Following the end of the Austrian War of Succession in 1748 he commanded the French-built Monarch 74 at Portsmouth as a guardship, being her first British commander and retaining the position for three years.

From 1755 Harland commanded the Essex 70 in the Channel and Bay of Biscay, capturing the privateers Sainte-Barbe on 30 December 1756, Puisieux on 16 July 1757, Comte de Herouville six days later, and Comte de Florentine 18 on 3 August. In May 1758 he commissioned the new Conqueror 70, seeing service in the Mediterranean from the spring of 1759 under Admiral Hon. Edward Boscawen. In the rush to sail out from Gibraltar on news of the French being at sea he exchanged with Captain William Lloyd of the Princess Louisa 60 on 15 August, and he fought at the Battle of Lagos three days later.

On 18 October 1770 he was promoted rear-admiral, and having been created Baronet of Sproughton on 5 March 1771 he sailed that month to serve as the commander-in-chief in the East Indies with his flag aboard the Northumberland 68, Captain John Symons. He returned home in 1774, and on 3 February 1776 became a vice-admiral.

Raising his flag aboard the Queen 90, Captain Isaac Prescott, he was present at Spithead during the King’s review of the fleet in the first week of May 1778. He then commanded the van as second-in-command to Admiral Hon. Augustus Keppel at the Battle of Ushant on 27 July 1778, and displayed great initiative in tacking without orders to renew the attack on the French. During the political fall-out that followed the battle he showed great loyalty to his commander. After serving throughout the remainder of the season with his flag in the Royal George 100, Captain John Colpoys, he resigned on 10 May 1779, ‘objecting to serve with or command men high in rank who differ so much in opinion with me on the great points of naval discipline.’

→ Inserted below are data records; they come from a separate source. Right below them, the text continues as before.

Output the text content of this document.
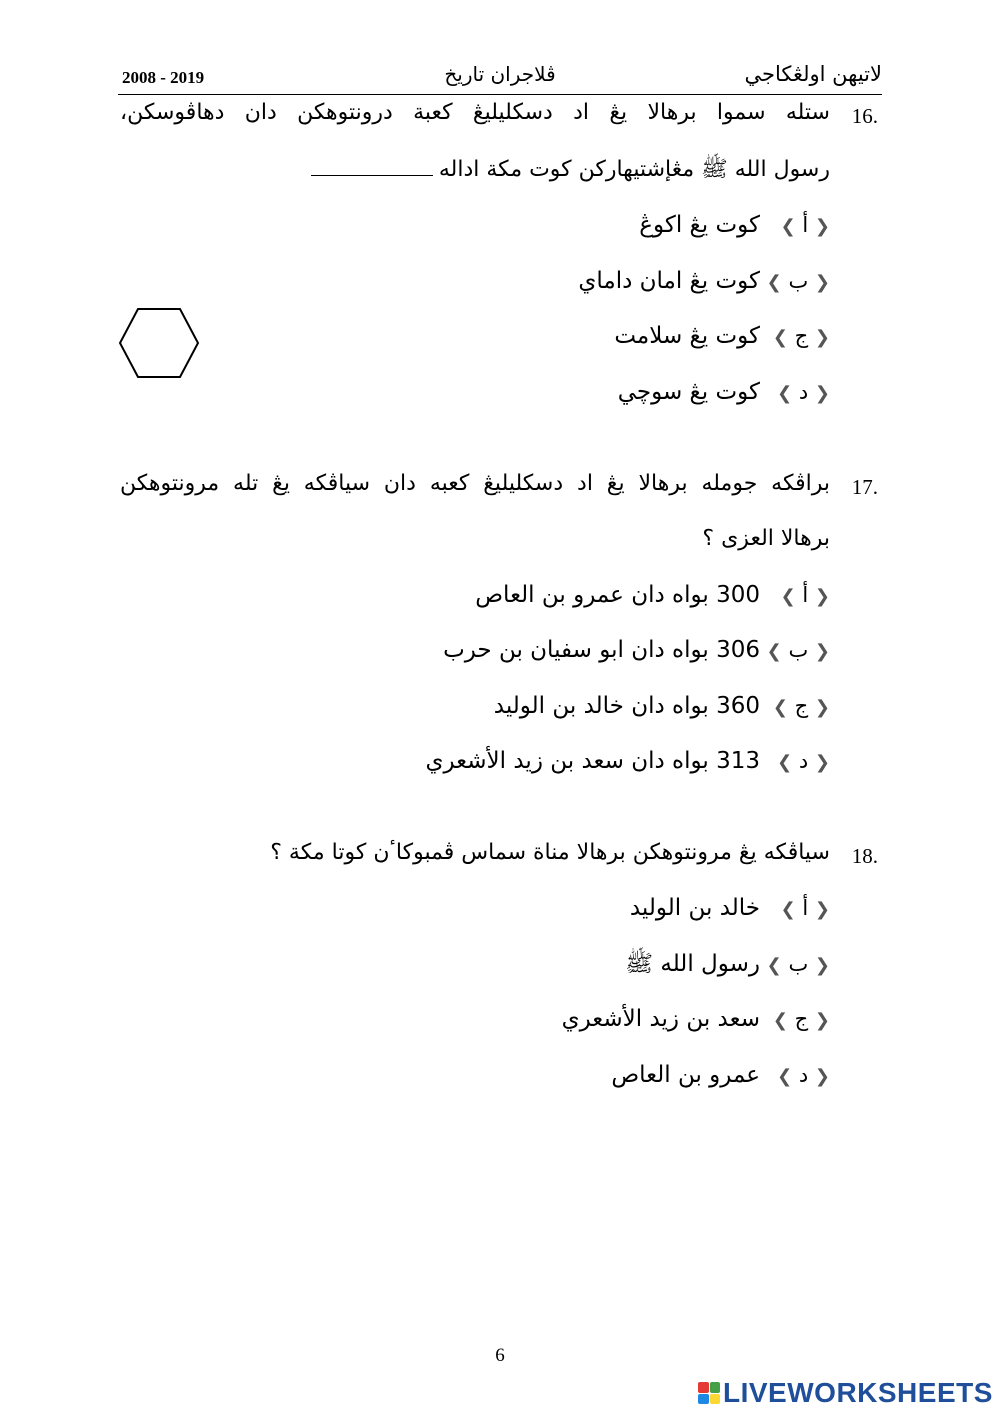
لاتيهن اولڠكاجي
ڤلاجر‌ان تاريخ
2008 - 2019
16.
ستله سموا برهالا يڠ اد دسكليليڠ كعبة درونتوهكن دان دهاڤوسكن،
رسول الله ﷺ مڠإشتيهاركن كوت مكة اداله
❮ أ ❯كوت يڠ اكوڠ
❮ ب ❯كوت يڠ امان داماي
❮ ج ❯كوت يڠ سلامت
❮ د ❯كوت يڠ سوچي
17.
براڤكه جومله برهالا يڠ اد دسكليليڠ كعبه دان سياڤكه يڠ تله مرونتوهكن
برهالا العزى ؟
❮ أ ❯300 بواه دان عمرو بن العاص
❮ ب ❯306 بواه دان ابو سفيان بن حرب
❮ ج ❯360 بواه دان خالد بن الوليد
❮ د ❯313 بواه دان سعد بن زيد الأشعري
18.
سياڤكه يڠ مرونتوهكن برهالا مناة سماس ڤمبوكاٴن كوتا مكة ؟
❮ أ ❯خالد بن الوليد
❮ ب ❯رسول الله ﷺ
❮ ج ❯سعد بن زيد الأشعري
❮ د ❯عمرو بن العاص
6
LIVEWORKSHEETS
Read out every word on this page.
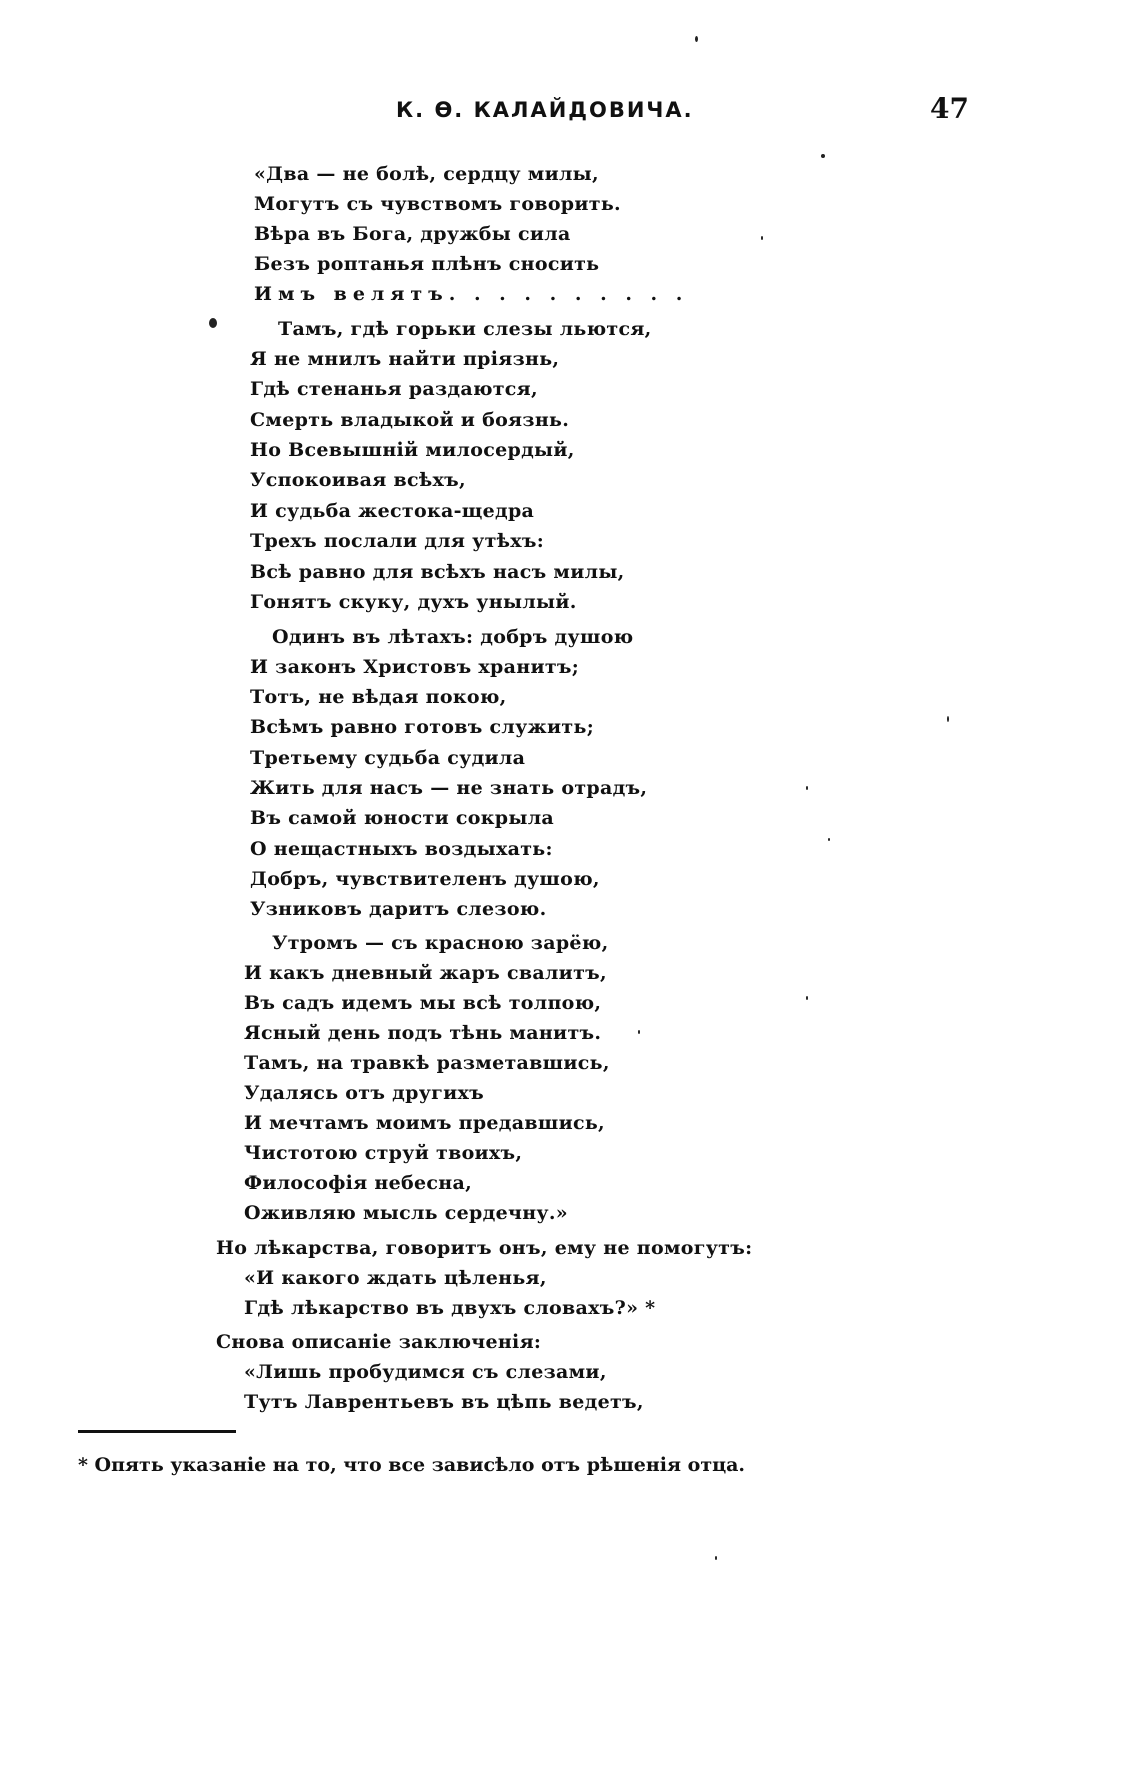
К. Ѳ. КАЛАЙДОВИЧА.	47
«Два — не болѣ, сердцу милы,
Могутъ съ чувствомъ говорить.
Вѣра въ Бога, дружбы сила
Безъ роптанья плѣнъ сносить
Имъ велятъ. . . . . . . . . .
Тамъ, гдѣ горьки слезы льются,
Я не мнилъ найти пріязнь,
Гдѣ стенанья раздаются,
Смерть владыкой и боязнь.
Но Всевышній милосердый,
Успокоивая всѣхъ,
И судьба жестока-щедра
Трехъ послали для утѣхъ:
Всѣ равно для всѣхъ насъ милы,
Гонятъ скуку, духъ унылый.
Одинъ въ лѣтахъ: добръ душою
И законъ Христовъ хранитъ;
Тотъ, не вѣдая покою,
Всѣмъ равно готовъ служить;
Третьему судьба судила
Жить для насъ — не знать отрадъ,
Въ самой юности сокрыла
О нещастныхъ воздыхать:
Добръ, чувствителенъ душою,
Узниковъ даритъ слезою.
Утромъ — съ красною зарёю,
И какъ дневный жаръ свалитъ,
Въ садъ идемъ мы всѣ толпою,
Ясный день подъ тѣнь манитъ.
Тамъ, на травкѣ разметавшись,
Удалясь отъ другихъ
И мечтамъ моимъ предавшись,
Чистотою струй твоихъ,
Философія небесна,
Оживляю мысль сердечну.»
Но лѣкарства, говоритъ онъ, ему не помогутъ:
«И какого ждать цѣленья,
Гдѣ лѣкарство въ двухъ словахъ?» *
Снова описаніе заключенія:
«Лишь пробудимся съ слезами,
Тутъ Лаврентьевъ въ цѣпь ведетъ,
* Опять указаніе на то, что все зависѣло отъ рѣшенія отца.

Although Harland initially refused to see any further service under Lord Sandwich, the first lord of the Admiralty did convince him to take command of a squadron destined for the Cape, but in the event political expediency required that Sandwich give the command to Commodore George Johnstone instead.

On the fall of Lord North’s administration Harland became a lord of the Admiralty under Keppel on 30 March 1782, resigning with him on 28 January 1783 upon the change of government. During this term of office he became an admiral on 8 April 1782.

Harland died at his residence at Sproughton, near Ipswich in Suffolk, on 21 February 1784.

He married Susanna, the daughter of Colonel Rowland Reynold, on 12 October 1749 at St. George’s Chapel, Mayfair, and had issue three daughters and one son. His daughter Marianne married Major-General William Dalrymple.

Harland was well regarded by Admiral Earl of St. Vincent, who did not convey such praise lightly.